525E Anya and Cubes(暴力,meet-in-the-middle)

E. Anya and Cubes

time limit per test

2 seconds

memory limit per test

256 megabytes

input

standard input

output

standard output

Anya loves to fold and stick. Today she decided to do just that.

Anya has n cubes lying in a line and numbered from 1 to n from left to right, with natural numbers written on them. She also has kstickers with exclamation marks. We know that the number of stickers does not exceed the number of cubes.

Anya can stick an exclamation mark on the cube and get the factorial of the number written on the cube. For example, if a cube reads 5, then after the sticking it reads 5!, which equals 120.

You need to help Anya count how many ways there are to choose some of the cubes and stick on some of the chosen cubes at most kexclamation marks so that the sum of the numbers written on the chosen cubes after the sticking becomes equal to S. Anya can stick at most one exclamation mark on each cube. Can you do it?

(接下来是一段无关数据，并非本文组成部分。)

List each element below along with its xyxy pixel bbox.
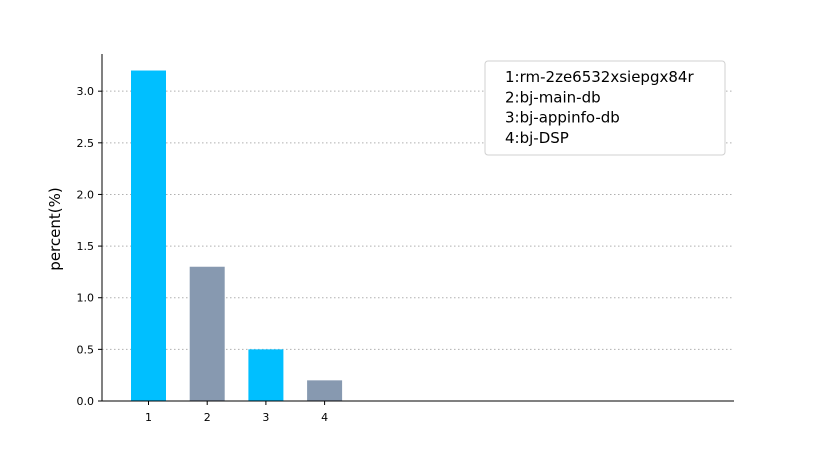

Two ways are considered the same if they have the same set of chosen cubes and the same set of cubes with exclamation marks.

Input

The first line of the input contains three space-separated integers n, k and S (1 ≤ n ≤ 25, 0 ≤ k ≤ n, 1 ≤ S ≤ 10¹⁶) — the number of cubes and the number of stickers that Anya has, and the sum that she needs to get.

The second line contains n positive integers a_i (1 ≤ a_i ≤ 10⁹) — the numbers, written on the cubes. The cubes in the input are described in the order from left to right, starting from the first one.

Multiple cubes can contain the same numbers.

Output

Output the number of ways to choose some number of cubes and stick exclamation marks on some of them so that the sum of the numbers became equal to the given number S.

Sample test(s)

input

2 2 30

4 3

output

1

input

2 2 7

4 3

output

1

input

3 1 1

1 1 1

output

6

Note

In the first sample the only way is to choose both cubes and stick an exclamation mark on each of them.

In the second sample the only way is to choose both cubes but don't stick an exclamation mark on any of them.

In the third sample it is possible to choose any of the cubes in three ways, and also we may choose to stick or not to stick the exclamation mark on it. So, the total number of ways is six.

 

题意： 
有n个方块，上面写着一些自然数，还有k个感叹号可用。k<=n 
你可以选任意个方块，然后选一些贴上感叹号使上面的数值变成阶乘，然后把方块上的值加起来会得到一个和。 
求和等于S的选择方法数。 
n<=26 
思路： 
每个方块可以选，不选，选了且变成阶乘这三种状态。 
所以总的状态是326 
题目中提到了meet-in-the-middle的思想 
就是把方块排序，然后均分为两半，先穷举前一半，保存其状态，然后穷举后一半，同时看有没有前一半的状态可以和他合并得到解。于是搜索空间被成功地缩小到了3n/2

 

code:

 

#include <bits/stdc++.h>
using namespace std;
#define LL long long
const int N = 30;
int n,k,a[N];
LL s,fa[N],ans = 0;
map<LL,int> mp[N];
void init()
{
    fa[1] = 1;
    for(int i=2; i<20; i++)//SB 的写成了i=1全错了 擦！！！
        fa[i] = fa[i-1] * i;
}
void dfs(int cur,int x,LL sum)
{
    if(sum > s)
        return ;
    if(cur == n/2)
    {
        mp[x][sum]++;
        return ;
    }
    dfs(cur+1,x,sum);
    dfs(cur+1,x,sum+a[cur]);
    if(a[cur]<19 && x<k)
        dfs(cur+1,x+1,sum+fa[a[cur]]);
}
void dfs2(int cur,int x,LL sum)
{
    if(sum > s)
        return ;
    if(cur == n)
    {
        for(int i=0; i<=k-x; i++)
        {
            //printf("~ i = %d , cur = %d , x = %d , sum = %I64d , s-sum=%I64d , !!%d\n",i,cur,x,sum,s-sum,mp[i][s-sum]);
            if(mp[i].find(s-sum) != mp[i].end())
            {
                ans += mp[i][s-sum];
            }
        }
        return ;
    }
    dfs2(cur+1,x,sum);
    dfs2(cur+1,x,sum+a[cur]);
    if(a[cur]<19 && x<k)
        dfs2(cur+1,x+1,sum+fa[a[cur]]);
}
void check()
{
    map<LL,int> ::iterator it;
    for(int i=0; i<=k; i++)
    {
        for(it=mp[i].begin(); it!=mp[i].end(); it++)
        {
            printf("mp[%d][%I64d] = %d,  ",i,it->first,it->second);
        }
        cout << endl;
    }
}
int main()
{
    //freopen("in.txt","r",stdin);
    init();
    cin >> n >> k >> s;
    for(int i=0; i<n; i++)
        cin>>a[i];
    dfs(0,0,0);
   // check();
    dfs2(n/2,0,0);
    cout << ans << endl;
}